Arkansas has a diverse economy ranging from aerospace and defense to steel production to the world’s largest retailer, but agriculture is by far our largest industry. It adds around $16 billion to our economy every year and accounts for approximately one in every six jobs.

For our agricultural community, it is particularly critical that we push this agreement across the finish line. Our farmers face a very tenuous situation right now. 

Commodity prices are well below the cost of production. Farm incomes in 2018 dropped sharply again for the fifth consecutive year. Total farm debt has risen to levels not seen since the early 1980s. A rainy fall and spring have hampered planting season in Arkansas while producing one of the worst floods in our state’s history. 

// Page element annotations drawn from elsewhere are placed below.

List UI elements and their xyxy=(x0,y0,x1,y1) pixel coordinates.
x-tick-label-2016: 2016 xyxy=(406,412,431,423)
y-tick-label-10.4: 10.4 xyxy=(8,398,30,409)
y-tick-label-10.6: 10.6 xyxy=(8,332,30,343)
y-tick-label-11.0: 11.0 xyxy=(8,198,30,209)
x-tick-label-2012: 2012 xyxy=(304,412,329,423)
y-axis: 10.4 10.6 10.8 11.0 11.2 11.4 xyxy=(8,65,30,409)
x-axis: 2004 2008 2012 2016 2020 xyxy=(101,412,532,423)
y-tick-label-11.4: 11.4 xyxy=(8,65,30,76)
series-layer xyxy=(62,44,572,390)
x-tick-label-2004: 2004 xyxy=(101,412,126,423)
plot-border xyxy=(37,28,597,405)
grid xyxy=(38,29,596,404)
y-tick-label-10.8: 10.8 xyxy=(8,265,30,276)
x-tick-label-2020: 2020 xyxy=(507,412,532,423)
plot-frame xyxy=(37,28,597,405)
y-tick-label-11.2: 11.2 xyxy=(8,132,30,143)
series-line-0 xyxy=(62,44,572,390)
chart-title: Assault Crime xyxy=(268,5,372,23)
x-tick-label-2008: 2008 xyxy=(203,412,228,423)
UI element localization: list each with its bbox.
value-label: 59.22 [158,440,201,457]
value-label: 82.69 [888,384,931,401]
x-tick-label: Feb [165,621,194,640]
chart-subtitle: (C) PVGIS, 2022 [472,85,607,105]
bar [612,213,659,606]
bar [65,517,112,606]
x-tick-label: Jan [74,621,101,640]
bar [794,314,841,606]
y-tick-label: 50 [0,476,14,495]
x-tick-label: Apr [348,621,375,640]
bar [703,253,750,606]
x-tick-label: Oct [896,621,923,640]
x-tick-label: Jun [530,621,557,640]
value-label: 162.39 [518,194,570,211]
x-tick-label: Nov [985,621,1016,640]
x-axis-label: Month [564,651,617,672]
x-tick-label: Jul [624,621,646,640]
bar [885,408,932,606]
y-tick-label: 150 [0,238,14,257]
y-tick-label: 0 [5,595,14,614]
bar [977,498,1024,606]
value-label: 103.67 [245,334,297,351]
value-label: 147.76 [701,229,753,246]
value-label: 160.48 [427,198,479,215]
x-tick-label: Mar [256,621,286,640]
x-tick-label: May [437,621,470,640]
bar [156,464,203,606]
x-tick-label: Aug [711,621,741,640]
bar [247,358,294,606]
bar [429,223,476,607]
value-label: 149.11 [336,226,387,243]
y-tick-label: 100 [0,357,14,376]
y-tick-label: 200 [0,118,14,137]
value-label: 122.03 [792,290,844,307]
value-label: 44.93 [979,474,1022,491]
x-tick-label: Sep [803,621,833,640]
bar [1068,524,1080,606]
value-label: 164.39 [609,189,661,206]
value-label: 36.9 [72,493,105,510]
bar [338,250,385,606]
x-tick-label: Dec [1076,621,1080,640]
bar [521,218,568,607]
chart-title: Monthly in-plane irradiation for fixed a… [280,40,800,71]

In my discussions with farmers on how we can help, the same mantra is often repeated—they prefer trade over aid. While they appreciate the president’s efforts to ease the pain during these trade standoffs, what they really need are more markets in which to sell their products. They understand that increased trade is the way to create a better long-term outlook for their operations.  

Our neighbors to the north and south are our natural allies and trading partners. The president and his team worked hard to get Canada and Mexico to the negotiating table to formalize a more mutually beneficial agreement. That hard work has paid off in the form of the USMCA. Now, Congress has a responsibility to see it through to the end.